Under the initiative by the members of the Parliament of the Republic of Lithuania, the Parliamentary Assembly of the Council of Europe (PACE) has condemned the persecution of homosexual persons by the Chechen authorities (Russian Federation) and called for ‘a special investigation’.
“Recent reports of large-scale abductions, secret detentions, torture and even extrajudicial killings of LGBT persons in Chechnya are moreover a new and particularly grave concern; the State-orchestrated mass scale persecution of a target group based on sexual orientation presents a grave concern of mass atrocities taking place within a Council of Europe member State, and compels the Council of Europe to take urgent steps and to adopt a resolution ordering a special investigation into the matter,” reads the resolution.
Emanuelis Zingeris, member of the Lithuanian Parliament, explained that the resolution was unanimously supported by the representatives from various political parties. According to the politician, the situation in Chechnya was presented to the parliamentarians in Strasbourg by the human rights activists and journalists from Russia.
“These are the crimes against humanity and policy of hitlerism. I was especially shocked by the stories of Russian democrats alleging that family members in Chechnya are being encouraged to kill their homosexual children themselves,” commented Mr. Zingeris.
According to Mr. Zingeris, organizations representing the interests of LGBT* community are urging the European Union (EU) member states to provide asylum to homosexual people in hiding.
The politician believes that the responsibility for the killings of homosexual men in Chechnya must be attributed to Ramzan Kadyrov, the Head of the Chechen Republic.
Linas Linkevičius, the Minister of Foreign Affairs of the Republic of Lithuania, has welcomed the adoption of the resolution. The Minister stressed that amendments to the final resolution were initiated by the Lithuanian parliamentarians.
“I welcome the adoption of PACE resolution on human rights violations in Chechnya with the amendments from Lithuania. LGBT persecution in Chechnya, Russia, must stop,” the Minister wrote on “Twitter”.
The Council of Europe unites 47 states but its decisions are not binding. The Assembly is comprised of the members from the national parliaments of the Member States. It is often used to address the issues related to human rights. In 2014, after the annexation of Crimea and a military intervention in eastern Ukraine, the Council has suspended the rights of the Russian representatives.

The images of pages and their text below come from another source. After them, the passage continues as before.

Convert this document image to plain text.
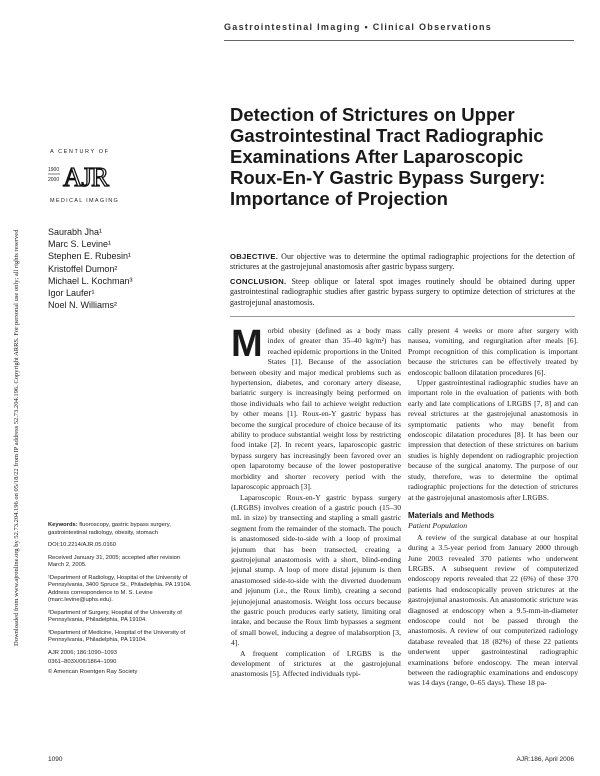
Downloaded from www.ajronline.org by 52.73.204.196 on 05/18/22 from IP address 52.73.204.196. Copyright ARRS. For personal use only; all rights reserved
Gastrointestinal Imaging • Clinical Observations
Detection of Strictures on Upper Gastrointestinal Tract Radiographic Examinations After Laparoscopic Roux-En-Y Gastric Bypass Surgery: Importance of Projection
A CENTURY OF
1900
2000 AJR
MEDICAL IMAGING
Saurabh Jha¹
Marc S. Levine¹
Stephen E. Rubesin¹
Kristoffel Dumon²
Michael L. Kochman³
Igor Laufer¹
Noel N. Williams²

OBJECTIVE. Our objective was to determine the optimal radiographic projections for the detection of strictures at the gastrojejunal anastomosis after gastric bypass surgery.

CONCLUSION. Steep oblique or lateral spot images routinely should be obtained during upper gastrointestinal radiographic studies after gastric bypass surgery to optimize detection of strictures at the gastrojejunal anastomosis.

Keywords: fluoroscopy, gastric bypass surgery, gastrointestinal radiology, obesity, stomach

DOI:10.2214/AJR.05.0160

Received January 31, 2005; accepted after revision March 2, 2005.

¹Department of Radiology, Hospital of the University of Pennsylvania, 3400 Spruce St., Philadelphia, PA 19104. Address correspondence to M. S. Levine (marc.levine@uphs.edu).

²Department of Surgery, Hospital of the University of Pennsylvania, Philadelphia, PA 19104.

³Department of Medicine, Hospital of the University of Pennsylvania, Philadelphia, PA 19104.

AJR 2006; 186:1090–1093

0361–803X/06/1864–1090

© American Roentgen Ray Society

Morbid obesity (defined as a body mass index of greater than 35–40 kg/m²) has reached epidemic proportions in the United States [1]. Because of the association between obesity and major medical problems such as hypertension, diabetes, and coronary artery disease, bariatric surgery is increasingly being performed on those individuals who fail to achieve weight reduction by other means [1]. Roux-en-Y gastric bypass has become the surgical procedure of choice because of its ability to produce substantial weight loss by restricting food intake [2]. In recent years, laparoscopic gastric bypass surgery has increasingly been favored over an open laparotomy because of the lower postoperative morbidity and shorter recovery period with the laparoscopic approach [3].

Laparoscopic Roux-en-Y gastric bypass surgery (LRGBS) involves creation of a gastric pouch (15–30 mL in size) by transecting and stapling a small gastric segment from the remainder of the stomach. The pouch is anastomosed side-to-side with a loop of proximal jejunum that has been transected, creating a gastrojejunal anastomosis with a short, blind-ending jejunal stump. A loop of more distal jejunum is then anastomosed side-to-side with the diverted duodenum and jejunum (i.e., the Roux limb), creating a second jejunojejunal anastomosis. Weight loss occurs because the gastric pouch produces early satiety, limiting oral intake, and because the Roux limb bypasses a segment of small bowel, inducing a degree of malabsorption [3, 4].

A frequent complication of LRGBS is the development of strictures at the gastrojejunal anastomosis [5]. Affected individuals typi-

cally present 4 weeks or more after surgery with nausea, vomiting, and regurgitation after meals [6]. Prompt recognition of this complication is important because the strictures can be effectively treated by endoscopic balloon dilatation procedures [6].

Upper gastrointestinal radiographic studies have an important role in the evaluation of patients with both early and late complications of LRGBS [7, 8] and can reveal strictures at the gastrojejunal anastomosis in symptomatic patients who may benefit from endoscopic dilatation procedures [8]. It has been our impression that detection of these strictures on barium studies is highly dependent on radiographic projection because of the surgical anatomy. The purpose of our study, therefore, was to determine the optimal radiographic projections for the detection of strictures at the gastrojejunal anastomosis after LRGBS.

Materials and Methods
Patient Population

A review of the surgical database at our hospital during a 3.5-year period from January 2000 through June 2003 revealed 370 patients who underwent LRGBS. A subsequent review of computerized endoscopy reports revealed that 22 (6%) of these 370 patients had endoscopically proven strictures at the gastrojejunal anastomosis. An anastomotic stricture was diagnosed at endoscopy when a 9.5-mm-in-diameter endoscope could not be passed through the anastomosis. A review of our computerized radiology database revealed that 18 (82%) of these 22 patients underwent upper gastrointestinal radiographic examinations before endoscopy. The mean interval between the radiographic examinations and endoscopy was 14 days (range, 0–65 days). These 18 pa-

1090	AJR:186, April 2006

The Russian independent newspaper “Novaja Gazeta” has recently reported that during a campaign against homosexual persons in Chechnya, more than 100 men were detained and three of them were killed. Ramzan Kadyrov, the Head of the Chechen Republic, has denied these allegations.
Throughout the 1990’s and 2000’s, Chechnya suffered two separatist wars. However, under the harsh rule of Ramzan Kadyrov, the region was essentially pacified.
On April 5th, 2017 the National LGBT* rights organization LGL applied to the Ministry of Foreign Affairs of Lithuania regarding human rights violations in Chechnya (Russian Federation), urging to request the Russian authorities to immediately set-free all detained people and start investigation of the arbitrary detention, torture and killing. In the letter to the Ministry, Vladimir Simonko, Executive Director of LGL, stressed that “the Republic of Lithuania, as a member of the European Union and NATO, must not stay indifferent and has to send a message that violence against LGBT* persons will not be tolerated.” In its letter, the association LGL urged the Ministry of Foreign Affairs to remind the Russian authorities of their obligations to respect fundamental human rights both under the Russian Constitution and the international law.
On May 13th, 2017 the National LGBT* rights organization LGL will organize a protest under the framework of the traditional „Rainbow Days“ social campaign „Rainbow Bus“ outside the Embassy of the Russian Federation in Vilnius, aiming to call for action to protect the gay men being tortured in ‘concentration camps’ in Chechnya and draw attention to LGBT* human rights violations in Russia.